O processo, que tramita desde 2020, chegou à sua fase final, com a condenação de Adriana confirmada em segunda instância e após o Supremo Tribunal Federal (STF) recusar o recurso da defesa. No entanto, a ré, que precisaria ser intimada para iniciar o cumprimento da pena e pagar as custas processuais, não foi encontrada em seu endereço.
Segundo a certidão do Oficial de Justiça, a mulher se mudou de Teófilo Otoni, em Minas Gerais, para o estado do Maranhão há cerca de três anos, e seu paradeiro é desconhecido.
A sentença final do processo 5007440-81.2020.4.03.6000 determina a prestação de serviços à comunidade, além do pagamento de R$ 297,95 em custas processuais.

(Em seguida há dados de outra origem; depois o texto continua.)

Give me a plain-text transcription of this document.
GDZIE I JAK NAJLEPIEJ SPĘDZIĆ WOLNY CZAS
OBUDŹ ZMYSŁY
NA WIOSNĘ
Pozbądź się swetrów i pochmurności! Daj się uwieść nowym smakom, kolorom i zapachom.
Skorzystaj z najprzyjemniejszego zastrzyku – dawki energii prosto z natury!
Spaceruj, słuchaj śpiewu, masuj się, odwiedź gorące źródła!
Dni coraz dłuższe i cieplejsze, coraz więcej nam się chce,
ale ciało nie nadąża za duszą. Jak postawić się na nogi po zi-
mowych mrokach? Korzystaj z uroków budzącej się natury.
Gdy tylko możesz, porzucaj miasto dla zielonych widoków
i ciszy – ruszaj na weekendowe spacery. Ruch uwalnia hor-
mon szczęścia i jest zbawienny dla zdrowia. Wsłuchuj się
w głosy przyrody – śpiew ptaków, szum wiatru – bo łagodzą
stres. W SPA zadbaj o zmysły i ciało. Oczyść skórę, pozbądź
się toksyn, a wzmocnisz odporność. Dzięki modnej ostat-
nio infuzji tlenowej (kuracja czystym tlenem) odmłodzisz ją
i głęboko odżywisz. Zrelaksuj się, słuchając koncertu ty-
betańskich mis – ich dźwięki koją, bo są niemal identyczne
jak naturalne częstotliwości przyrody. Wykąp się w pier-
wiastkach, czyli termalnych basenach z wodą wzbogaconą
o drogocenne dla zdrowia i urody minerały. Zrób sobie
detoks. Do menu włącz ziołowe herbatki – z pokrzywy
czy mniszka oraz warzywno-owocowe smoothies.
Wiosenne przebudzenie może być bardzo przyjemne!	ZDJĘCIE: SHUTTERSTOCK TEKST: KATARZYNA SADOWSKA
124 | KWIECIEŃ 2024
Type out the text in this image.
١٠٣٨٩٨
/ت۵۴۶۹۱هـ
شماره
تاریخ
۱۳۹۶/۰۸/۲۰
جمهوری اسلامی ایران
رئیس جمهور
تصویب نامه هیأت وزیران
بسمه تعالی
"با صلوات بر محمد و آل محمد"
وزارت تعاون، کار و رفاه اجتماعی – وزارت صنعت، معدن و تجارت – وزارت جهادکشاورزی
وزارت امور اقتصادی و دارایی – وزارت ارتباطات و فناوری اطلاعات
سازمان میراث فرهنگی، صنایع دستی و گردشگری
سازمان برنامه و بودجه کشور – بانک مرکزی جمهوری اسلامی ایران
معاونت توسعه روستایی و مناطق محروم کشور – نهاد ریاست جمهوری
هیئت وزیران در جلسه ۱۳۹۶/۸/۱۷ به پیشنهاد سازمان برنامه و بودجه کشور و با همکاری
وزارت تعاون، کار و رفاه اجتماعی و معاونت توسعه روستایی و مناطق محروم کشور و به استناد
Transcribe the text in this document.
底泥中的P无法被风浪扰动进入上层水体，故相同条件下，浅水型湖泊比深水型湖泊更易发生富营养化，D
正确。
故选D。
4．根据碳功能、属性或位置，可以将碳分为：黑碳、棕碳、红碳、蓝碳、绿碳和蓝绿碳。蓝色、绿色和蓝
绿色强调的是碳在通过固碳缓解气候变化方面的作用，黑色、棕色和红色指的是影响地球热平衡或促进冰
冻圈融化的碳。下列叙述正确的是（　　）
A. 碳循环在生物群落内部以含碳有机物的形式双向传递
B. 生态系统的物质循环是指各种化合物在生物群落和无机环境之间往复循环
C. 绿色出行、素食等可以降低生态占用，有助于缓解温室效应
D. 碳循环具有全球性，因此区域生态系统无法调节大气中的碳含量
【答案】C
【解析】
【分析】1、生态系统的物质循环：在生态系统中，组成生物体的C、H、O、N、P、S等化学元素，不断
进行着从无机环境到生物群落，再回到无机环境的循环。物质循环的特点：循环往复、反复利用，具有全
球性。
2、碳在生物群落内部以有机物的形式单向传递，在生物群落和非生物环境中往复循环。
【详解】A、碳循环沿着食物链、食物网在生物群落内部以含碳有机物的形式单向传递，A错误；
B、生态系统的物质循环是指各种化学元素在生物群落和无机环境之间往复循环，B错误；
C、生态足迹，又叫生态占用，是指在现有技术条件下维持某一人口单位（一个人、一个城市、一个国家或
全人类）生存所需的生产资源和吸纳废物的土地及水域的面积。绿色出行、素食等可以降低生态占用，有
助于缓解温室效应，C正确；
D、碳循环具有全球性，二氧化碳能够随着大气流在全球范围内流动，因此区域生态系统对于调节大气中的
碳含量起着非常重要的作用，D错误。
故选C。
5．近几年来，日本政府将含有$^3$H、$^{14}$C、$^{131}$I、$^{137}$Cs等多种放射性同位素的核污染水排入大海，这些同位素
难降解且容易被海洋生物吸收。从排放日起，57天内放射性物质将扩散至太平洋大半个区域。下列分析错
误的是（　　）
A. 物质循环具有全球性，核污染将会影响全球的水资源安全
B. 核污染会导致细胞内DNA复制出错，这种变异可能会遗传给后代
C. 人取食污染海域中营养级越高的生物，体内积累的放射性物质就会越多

O documento ainda informa a decisão aos Conselhos Federal e Regional de Medicina (CFM e CRM/MS), o que sugere que o crime de falsificação de documento pode ter relação com a área da saúde.
A prescrição do caso está prevista para 04/04/2033, o que significa que, caso a ré não seja localizada até essa data, o crime prescreverá e a pena não poderá mais ser aplicada. A guia de recolhimento foi emitida, e a Justiça agora aguarda a intimação de Adriana para que as determinações sejam cumpridas. O caso foi encaminhado para a Vara Federal de Teófilo Otoni, em Minas Gerais, para que as diligências de intimação sejam realizadas.